Cooper also said the site is what can be legally called an "attractive nuisance," with heavy machinery and large holes, ruling that the fencing needs to remain.
Boone argued her clients would've provided public input against the project if they had known about the closure in advance. The plaintiffs also argued they have an itnerest that differs from the public ar large, saying the area is a cultural historical site.
"It's a disappointing ruling. Basically, the judge said that we didn't have special injury standing, however, I can't think of anybody that would have more of a special interest in this area of Boynton Still than my clients," said Boone.
One man said it's a safe are for him. Robert Davis said it's a place where he can be at peace.
"If you don't stand for something you'll fall for anything, so I stood for what I believe in. And I still stand," said Davis.
The city's representation said the plaintiff's witnesses do not have the right to trespass on the land and do not have a special claim to it.
The city said construction fencing is for public safety, so people stay away from heavy machinery and possibly hazardous materials.
Boone questioned how old the defense's diagram of the area presented in court was.
If the city does eventually decide to permanently close the roads, it will have to go through the full process. However, the plaintiffs in this case do not have legal standing to bring the claim.

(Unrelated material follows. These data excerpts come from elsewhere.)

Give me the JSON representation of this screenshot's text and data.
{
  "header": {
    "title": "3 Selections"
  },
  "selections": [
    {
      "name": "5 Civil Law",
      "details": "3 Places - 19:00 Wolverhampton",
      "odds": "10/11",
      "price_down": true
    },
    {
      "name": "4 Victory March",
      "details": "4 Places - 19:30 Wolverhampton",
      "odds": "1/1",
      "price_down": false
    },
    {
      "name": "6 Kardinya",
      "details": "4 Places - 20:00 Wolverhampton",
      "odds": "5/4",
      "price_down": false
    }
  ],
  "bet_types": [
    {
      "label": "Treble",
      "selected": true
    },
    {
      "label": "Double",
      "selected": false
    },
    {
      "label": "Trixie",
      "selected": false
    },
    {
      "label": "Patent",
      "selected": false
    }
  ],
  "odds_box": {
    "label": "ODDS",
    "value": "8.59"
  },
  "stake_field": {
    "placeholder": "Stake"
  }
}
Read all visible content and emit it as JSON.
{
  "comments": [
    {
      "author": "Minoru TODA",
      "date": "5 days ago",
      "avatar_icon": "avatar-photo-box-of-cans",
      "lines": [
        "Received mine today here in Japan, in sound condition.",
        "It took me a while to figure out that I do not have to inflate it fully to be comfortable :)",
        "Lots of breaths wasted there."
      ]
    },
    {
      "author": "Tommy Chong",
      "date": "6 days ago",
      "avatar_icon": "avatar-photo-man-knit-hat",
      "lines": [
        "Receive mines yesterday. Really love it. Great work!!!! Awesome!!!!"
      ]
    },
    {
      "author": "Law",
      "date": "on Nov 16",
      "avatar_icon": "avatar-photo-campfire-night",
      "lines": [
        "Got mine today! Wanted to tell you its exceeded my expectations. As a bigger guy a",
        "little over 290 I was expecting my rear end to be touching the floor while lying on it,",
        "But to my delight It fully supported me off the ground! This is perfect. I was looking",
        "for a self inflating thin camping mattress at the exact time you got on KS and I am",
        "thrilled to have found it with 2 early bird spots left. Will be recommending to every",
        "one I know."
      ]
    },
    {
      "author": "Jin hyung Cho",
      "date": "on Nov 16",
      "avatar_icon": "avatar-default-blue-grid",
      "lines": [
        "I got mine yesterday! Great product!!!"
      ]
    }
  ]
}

Both parties agreed for this to be a final evidentiary hearing, and the judge ruled to dismiss the case.
“It doesn’t mean that I think what I’ve heard from Mr. McKinney, Mr. Davis, or Ms. Scott is insignificant,” said Cooper. “I’m not saying I don’t believe you, and I’m not saying I don’t accept your concerns as legitimate. But those are issues that need to be resolved at this point by the city staff and commission, and not be me. For the judicial system to effectively work, it can’t overreach its power.”
City Attorney Cassandra Jackson, Assistant City Manager Wayne Tedder, Assistant City Attorney Louis Norvell, and the City Engineer Steven Shafer were present.
"The City is always willing to listen, and always listens. We've had many community meetings on this over many years, and we're still listening.," said Jackson. "One of the things that came out in court today is that there's going to be a gathering place in the area."
Jackson referred to a planned park that will be near the Boynton Still neighborhood at the completion of the City's and Blueprint's projects.